In contrast to several eastern states, South Australia has local glass reprocessing options available, precisely because of the government leadership over many decades in our reusable, renewable, recycling culture that we have been developing with our private stakeholders and community not-for-profits. They include Amcor in the Barossa, and OIN in Beverley. I note that some interest has been flagged in the media just this month about opening up another waste management authority in the north of our city, which will also be able to handle recycled glass.
With its own local markets for recycled glass, industry has indicated that prospects for recycled glass in South Australia are very strong and the circumstances highlight the value of promoting local circular economy opportunities in this state. Where jurisdictions have differing disposal costs for waste, it can encourage, of course, the movement of waste across state borders. I mentioned that in my opening remarks. I did say that in 2012 Queensland removed its levy on waste disposed to landfill, opening up a free-for-all.
Meanwhile, the levy rate in New South Wales has continued to increase and is currently $135.70 per tonne in Sydney. This has created a significant adverse incentive for waste facilities in New South Wales to transport waste to Queensland. I am advised there is currently no indication that general waste is being transported from South Australia to Queensland or to other states for the purpose of levy avoidance. That makes sense, of course, when you factor in the costs of transport from South Australia to those eastern states.

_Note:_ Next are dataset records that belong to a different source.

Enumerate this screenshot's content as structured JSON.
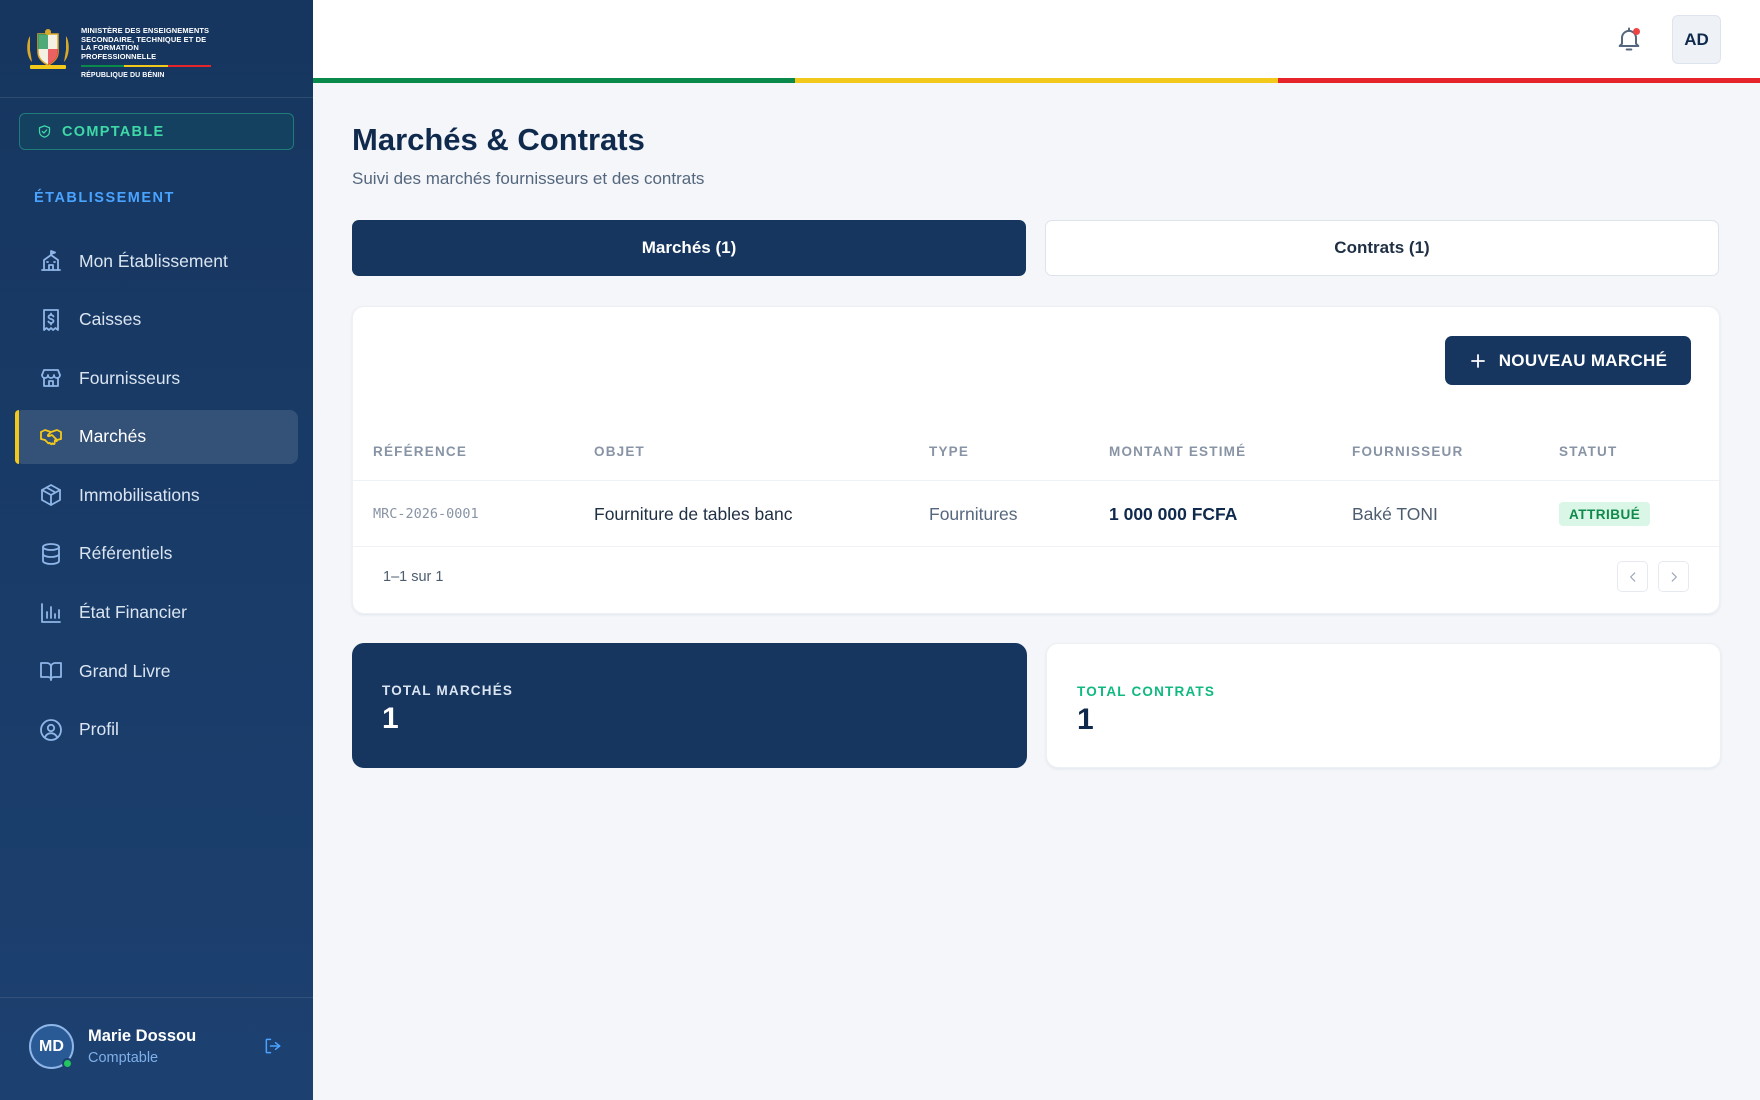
{
  "brand": {
    "ministry": "MINISTÈRE DES ENSEIGNEMENTS SECONDAIRE, TECHNIQUE ET DE LA FORMATION PROFESSIONNELLE",
    "republic": "RÉPUBLIQUE DU BÉNIN",
    "flag_colors": [
      "#0a8a4a",
      "#f2c81a",
      "#e5242c"
    ]
  },
  "role_badge": {
    "label": "COMPTABLE",
    "icon": "shield-check-icon"
  },
  "sidebar": {
    "section_title": "ÉTABLISSEMENT",
    "items": [
      {
        "label": "Mon Établissement",
        "icon": "school-building-icon",
        "active": false
      },
      {
        "label": "Caisses",
        "icon": "cash-receipt-icon",
        "active": false
      },
      {
        "label": "Fournisseurs",
        "icon": "store-icon",
        "active": false
      },
      {
        "label": "Marchés",
        "icon": "handshake-icon",
        "active": true
      },
      {
        "label": "Immobilisations",
        "icon": "box-icon",
        "active": false
      },
      {
        "label": "Référentiels",
        "icon": "database-icon",
        "active": false
      },
      {
        "label": "État Financier",
        "icon": "bar-chart-icon",
        "active": false
      },
      {
        "label": "Grand Livre",
        "icon": "book-open-icon",
        "active": false
      },
      {
        "label": "Profil",
        "icon": "user-circle-icon",
        "active": false
      }
    ]
  },
  "user": {
    "initials": "MD",
    "name": "Marie Dossou",
    "role": "Comptable",
    "status": "online"
  },
  "topbar": {
    "avatar_initials": "AD",
    "notification_icon": "bell-icon",
    "has_notification": true
  },
  "page": {
    "title": "Marchés & Contrats",
    "subtitle": "Suivi des marchés fournisseurs et des contrats"
  },
  "tabs": [
    {
      "label": "Marchés (1)",
      "active": true
    },
    {
      "label": "Contrats (1)",
      "active": false
    }
  ],
  "table": {
    "new_button": "NOUVEAU MARCHÉ",
    "columns": [
      "RÉFÉRENCE",
      "OBJET",
      "TYPE",
      "MONTANT ESTIMÉ",
      "FOURNISSEUR",
      "STATUT"
    ],
    "rows": [
      {
        "reference": "MRC-2026-0001",
        "objet": "Fourniture de tables banc",
        "type": "Fournitures",
        "montant": "1 000 000 FCFA",
        "fournisseur": "Baké TONI",
        "statut": "ATTRIBUÉ"
      }
    ],
    "pagination": "1–1 sur 1"
  },
  "stats": [
    {
      "label": "TOTAL MARCHÉS",
      "value": "1"
    },
    {
      "label": "TOTAL CONTRATS",
      "value": "1"
    }
  ],
  "colors": {
    "primary": "#16365f",
    "accent_yellow": "#f2c81a",
    "success": "#10b981"
  }
}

Specific waste types are transported interstate. We have had questions, I think, in this place from the Hon. Mark Parnell in the past about cross-border transport, but that is for specific waste where different state jurisdictions have different processing facilities that enable them to reprocess that particular sort of waste. So, we take, for example, waste from interstate where we have licensed recyclers who can dispose of that waste in a safe manner and are licensed to do so. Similarly, we send waste interstate that we cannot process locally but when there may be a super collector, say in New South Wales or Victoria, that brings together those waste streams and can safely dispose of it; for instance, in very high temperature incineration facilities.
We will have, I hope and believe, very soon a specialist facility here in Port Pirie, of course, at Nyrstar. They received over 1,200 tonnes of leaded glass from interstate, I am advised, for processing during 2015-16, and as they upgrade they will be able to lift that processing level and, I am told, will be able to take all of that sort of glass waste, that is, LED screens and cathode ray screens from computers and TVs, for the whole country. Again, transport will be an issue in terms of the cost to get it down from some of the more remote areas of the country, remote from South Australia, that is.
Sound waste transport and treatment is one of the reasons this government has announced that South Australia's waste levy will be increased in stages, from the current $87 per tonne to $103 per tonne by 2019-20. That is because it creates a resource with value. When you have a resource with value, you get better recycling outcomes. Contrast that to Queensland, where they took away the waste levy, and you have the free-for-all that was portrayed for all to see on Four Corners last night.